The intensity exhibits multiple steps corresponding to the magnetization steps. By repeating measurements at several Bragg peaks, the magnetic structure model (animation, image b) could be determined for the half-plateau state where the magnetization is half that of the saturation. Surprisingly enough, the structure consists of a stacking of ferromagnetic and planar antiferromagnetic blocks. This shows the large contribution of the biquadratic exchange interaction causing the orthogonal arrangement between the magnetic moments.

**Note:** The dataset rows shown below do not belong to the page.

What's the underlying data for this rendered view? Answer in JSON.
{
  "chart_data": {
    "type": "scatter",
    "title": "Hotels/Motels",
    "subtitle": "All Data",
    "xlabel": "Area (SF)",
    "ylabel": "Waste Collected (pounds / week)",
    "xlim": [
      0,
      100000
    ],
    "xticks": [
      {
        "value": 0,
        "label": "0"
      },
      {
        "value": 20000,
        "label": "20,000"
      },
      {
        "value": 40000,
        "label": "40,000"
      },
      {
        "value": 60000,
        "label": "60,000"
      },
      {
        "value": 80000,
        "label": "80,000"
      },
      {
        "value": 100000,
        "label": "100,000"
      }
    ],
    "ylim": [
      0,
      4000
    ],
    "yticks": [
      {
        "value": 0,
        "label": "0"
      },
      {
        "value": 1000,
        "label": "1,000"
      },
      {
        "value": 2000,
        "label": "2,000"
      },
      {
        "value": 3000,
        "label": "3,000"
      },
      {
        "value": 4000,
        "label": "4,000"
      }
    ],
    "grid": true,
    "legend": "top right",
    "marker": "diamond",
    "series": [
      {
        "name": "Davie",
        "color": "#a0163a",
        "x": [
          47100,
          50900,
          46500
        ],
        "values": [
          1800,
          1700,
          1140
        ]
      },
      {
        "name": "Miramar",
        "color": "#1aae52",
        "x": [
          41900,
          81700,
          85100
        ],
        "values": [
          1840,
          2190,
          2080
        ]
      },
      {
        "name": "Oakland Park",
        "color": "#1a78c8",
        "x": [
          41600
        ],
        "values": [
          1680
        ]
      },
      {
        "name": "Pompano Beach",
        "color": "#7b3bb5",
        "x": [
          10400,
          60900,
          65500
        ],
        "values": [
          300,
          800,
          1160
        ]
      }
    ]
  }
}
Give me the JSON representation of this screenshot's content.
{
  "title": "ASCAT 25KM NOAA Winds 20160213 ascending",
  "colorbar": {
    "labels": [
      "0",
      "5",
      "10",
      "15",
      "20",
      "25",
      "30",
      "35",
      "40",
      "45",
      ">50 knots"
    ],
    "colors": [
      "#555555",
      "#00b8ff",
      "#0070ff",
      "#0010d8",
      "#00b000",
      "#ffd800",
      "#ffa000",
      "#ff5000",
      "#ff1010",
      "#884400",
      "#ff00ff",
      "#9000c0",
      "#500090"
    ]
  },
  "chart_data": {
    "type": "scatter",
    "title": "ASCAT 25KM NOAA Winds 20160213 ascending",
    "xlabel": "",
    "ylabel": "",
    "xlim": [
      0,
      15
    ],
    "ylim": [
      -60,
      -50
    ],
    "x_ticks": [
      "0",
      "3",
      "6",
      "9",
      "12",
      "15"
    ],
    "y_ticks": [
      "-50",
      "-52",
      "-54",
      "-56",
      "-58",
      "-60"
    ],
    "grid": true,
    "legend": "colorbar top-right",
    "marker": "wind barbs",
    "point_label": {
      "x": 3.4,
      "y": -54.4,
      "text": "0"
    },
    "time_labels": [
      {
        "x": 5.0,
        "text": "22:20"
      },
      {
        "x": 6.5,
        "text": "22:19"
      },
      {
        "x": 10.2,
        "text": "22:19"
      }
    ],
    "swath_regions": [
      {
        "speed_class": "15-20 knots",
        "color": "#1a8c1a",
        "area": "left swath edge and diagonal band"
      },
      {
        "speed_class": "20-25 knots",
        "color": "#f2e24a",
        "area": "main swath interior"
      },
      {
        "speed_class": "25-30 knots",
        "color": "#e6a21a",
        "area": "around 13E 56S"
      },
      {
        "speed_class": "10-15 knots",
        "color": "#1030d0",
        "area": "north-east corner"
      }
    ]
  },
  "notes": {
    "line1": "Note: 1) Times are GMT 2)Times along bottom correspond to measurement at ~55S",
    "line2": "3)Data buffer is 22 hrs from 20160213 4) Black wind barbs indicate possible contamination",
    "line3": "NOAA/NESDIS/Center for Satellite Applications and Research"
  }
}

Magnetisation curve and the magnetic field dependence of (100), (200), (110) Bragg peaksThe coloured area is the half-plateau phase.

This experiment demonstrates the power of miniature pulsed magnets for neutron diffraction. It also emphasises the importance of developing a high steady magnetic-field installation, which in future may enable inelastic scattering to be combined with very high magnetic fields.


References:

  1. S. Yoshii, T. Yamamoto, M. Hagiwara, S. Michimura, A. Shigekawa, F. Iga, T. Takabatake and K. Kindo, Phys. Rev. Lett. 101 (2008) 087202.
  2. S. Yoshii, K. Ohoyama, K. Kurosawa, H. Nojiri, M. Matsuda, P. Frings, F. Duc, B. Vignolle, G. L. J. A. Rikken, L.-P. Regnault, S. Michimura and F. Iga, Phys. Rev. Lett. 103 (2009) 077203.